The Chicago Teachers Union plans a massive rally near Chicago Public Schools headquarters Wednesday to protest proposed school actions. More than 30,000 people are expected to converge on the downtown Chicago location during the late afternoon demonstration.
Brandon Johnson, chairman of the CTU Black Caucus, told the Defender that the march will send a message to CPS and Mayor Rahm Emanuel the proposed school actions are intolerable. The school district announced last week its intentions to close 54 schools, co-located 11 others and turn around six others.
Johnson called the proposed actions “racist.”
“There is no pedagogical or academic benefit to closing schools,” he said. Johnson added that the actions are more about “snatching jobs away” from Black teachers and education professionals, expanding the number of charter schools and making class sizes bigger.
Public schools CEO Barbara Byrd-Bennett has said the district of 408,000 students in 680 schools needed to be “right-sized” to save money and offer kids better educational options. One day before students would begin spring break, CPS released a list of school actions March 21 that included moving kids out of 54 schools into other nearby schools. Eleven other schools would be “co-located” with another school and six others will undergo the more familiar turnaround where a new principal, teachers and other staff would replace the current ones.
“We have to stabilize the district and get on with educatating our students,” said Byrd-Bennett. “I’m gonna be true, honest and stand as a vanguard for the children.”
CPS called the changes necessary, as part of cost savings over the next decade and anticipates some 30,000 students to be impacted. The school district faces a $1 billion deficit and it says the proposed actions would save $560 million over 10 years in capital costs and another $43 million annually in operating costs.
CTU President Karen Lewis has called the under utilization issue a “manufactured” one and a mere excuse for CPS to close schools and destabilize predominately minority schools and communities.
“This policy is cowardly and the ultimate bullying job,” Lewis said the day the actions list was released. “This policy is racist and classist.”
Further, Johnson told the Defender that the proposed closures are in step with Byrd-Bennett’s motis operandi.
Barbara Byrd-Bennett “closes schools. Her training and part of her career has been for the sole purpose of closing schools,” he said. ”We’re very clear that Barbara Byrd-Bennett’s mission … is to strip Black children away from these institutions that provide the level of stability that our Black children, in particular, desperately need. She knows how devastating (closures are) to communities.”
Parents are not only concerned about their kids having to travel a bit further to get to school, they are also worried about safe passage – including crossing into rival gang territory.

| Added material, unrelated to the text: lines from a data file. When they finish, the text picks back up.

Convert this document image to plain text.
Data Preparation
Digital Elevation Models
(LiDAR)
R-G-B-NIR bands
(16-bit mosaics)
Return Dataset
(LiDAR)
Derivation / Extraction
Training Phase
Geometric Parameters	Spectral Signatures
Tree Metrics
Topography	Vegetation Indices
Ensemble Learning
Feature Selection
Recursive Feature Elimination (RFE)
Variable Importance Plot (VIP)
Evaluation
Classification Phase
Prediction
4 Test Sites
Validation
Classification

Byrd-Bennett said CPS worked with the Chicago Police Department to help ensure kids can get to school safely. Police Supt. Garry McCarthy said Monday at an unrelated press conference that his department would be ready to assist.

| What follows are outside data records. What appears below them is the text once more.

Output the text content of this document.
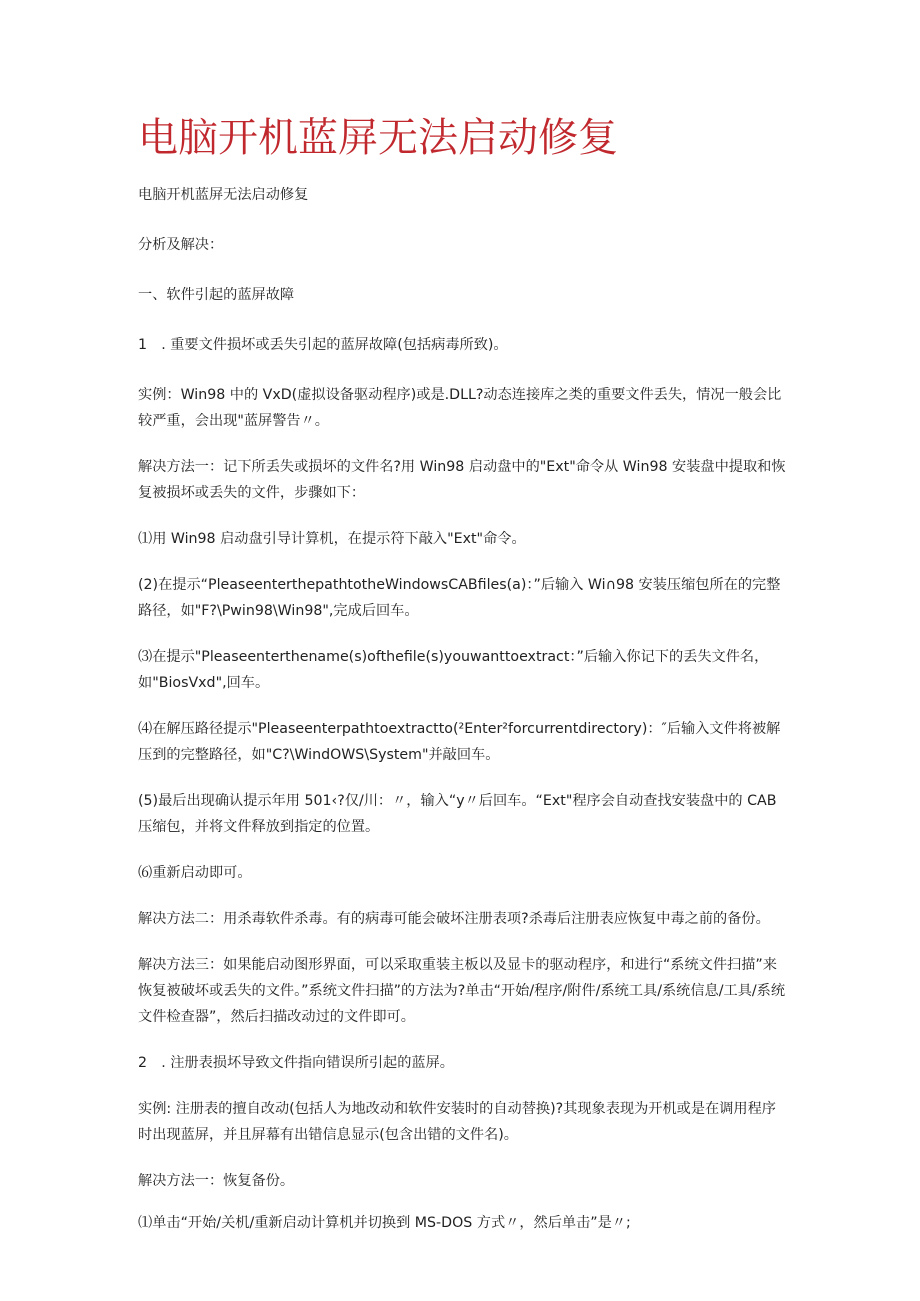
电脑开机蓝屏无法启动修复

电脑开机蓝屏无法启动修复

分析及解决：

一、软件引起的蓝屏故障

1　. 重要文件损坏或丢失引起的蓝屏故障(包括病毒所致)。

实例：Win98 中的 VxD(虚拟设备驱动程序)或是.DLL?动态连接库之类的重要文件丢失，情况一般会比较严重，会出现"蓝屏警告〃。

解决方法一：记下所丢失或损坏的文件名?用 Win98 启动盘中的"Ext"命令从 Win98 安装盘中提取和恢复被损坏或丢失的文件，步骤如下：

⑴用 Win98 启动盘引导计算机，在提示符下敲入"Ext"命令。

(2)在提示“PleaseenterthepathtotheWindowsCABfiles(a)：”后输入 Wi∩98 安装压缩包所在的完整路径，如"F?\Pwin98\Win98",完成后回车。

⑶在提示"Pleaseenterthename(s)ofthefile(s)youwanttoextract：”后输入你记下的丢失文件名，如"BiosVxd",回车。

⑷在解压路径提示"Pleaseenterpathtoextractto(²Enter²forcurrentdirectory)：″后输入文件将被解压到的完整路径，如"C?\WindOWS\System"并敲回车。

(5)最后出现确认提示年用 501‹?仅/川：〃，输入“y〃后回车。“Ext"程序会自动查找安装盘中的 CAB 压缩包，并将文件释放到指定的位置。

⑹重新启动即可。

解决方法二：用杀毒软件杀毒。有的病毒可能会破坏注册表项?杀毒后注册表应恢复中毒之前的备份。

解决方法三：如果能启动图形界面，可以采取重装主板以及显卡的驱动程序，和进行“系统文件扫描”来恢复被破坏或丢失的文件。”系统文件扫描”的方法为?单击“开始/程序/附件/系统工具/系统信息/工具/系统文件检查器”，然后扫描改动过的文件即可。

2　. 注册表损坏导致文件指向错误所引起的蓝屏。

实例: 注册表的擅自改动(包括人为地改动和软件安装时的自动替换)?其现象表现为开机或是在调用程序时出现蓝屏，并且屏幕有出错信息显示(包含出错的文件名)。

解决方法一：恢复备份。

⑴单击“开始/关机/重新启动计算机并切换到 MS-DOS 方式〃，然后单击”是〃;
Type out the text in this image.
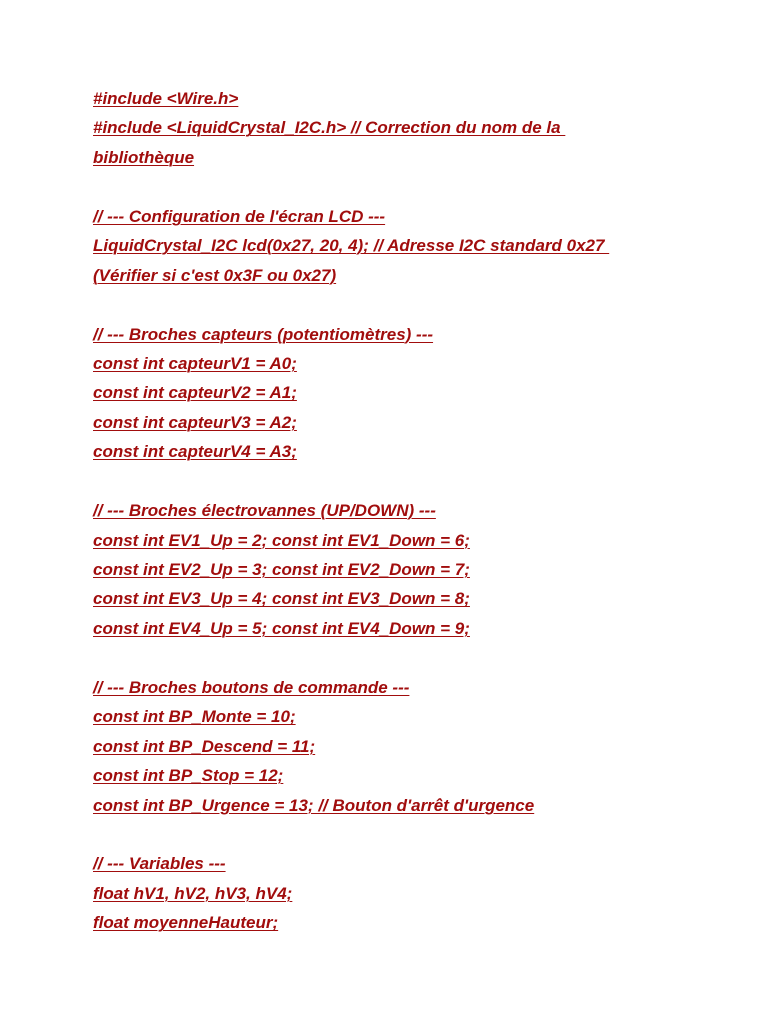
#include <Wire.h>
#include <LiquidCrystal_I2C.h> // Correction du nom de la
bibliothèque
// --- Configuration de l'écran LCD ---
LiquidCrystal_I2C lcd(0x27, 20, 4); // Adresse I2C standard 0x27
(Vérifier si c'est 0x3F ou 0x27)
// --- Broches capteurs (potentiomètres) ---
const int capteurV1 = A0;
const int capteurV2 = A1;
const int capteurV3 = A2;
const int capteurV4 = A3;
// --- Broches électrovannes (UP/DOWN) ---
const int EV1_Up = 2; const int EV1_Down = 6;
const int EV2_Up = 3; const int EV2_Down = 7;
const int EV3_Up = 4; const int EV3_Down = 8;
const int EV4_Up = 5; const int EV4_Down = 9;
// --- Broches boutons de commande ---
const int BP_Monte = 10;
const int BP_Descend = 11;
const int BP_Stop = 12;
const int BP_Urgence = 13; // Bouton d'arrêt d'urgence
// --- Variables ---
float hV1, hV2, hV3, hV4;
float moyenneHauteur;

The schools CEO said the nation’s third largest school district has seen a decline in student count over the last decade and CPS has seats for 500,000 with just over 400,000 enrolled. The decrease in the number of students came – in part – as a result of gentrification and razing of several public housing projects.
Rev. Roosevelt Watkins, president of the Pastors United for Change, doesn’t think CPS has the “capacity” to close such volume of schools. Watkins, pastor of Bethlehem Star Missionary Baptist Church, called for elected officials to speak out on the closures.
“I’m really waiting to hear from where our aldermen, our state reps, our state senator are, in order for these actions to take place or not take place,” he said. “We need to hear from them if these actions … are appropriate.”
The massive CTU demonstration will take place blocks away from aldermen’s offices at City Hall.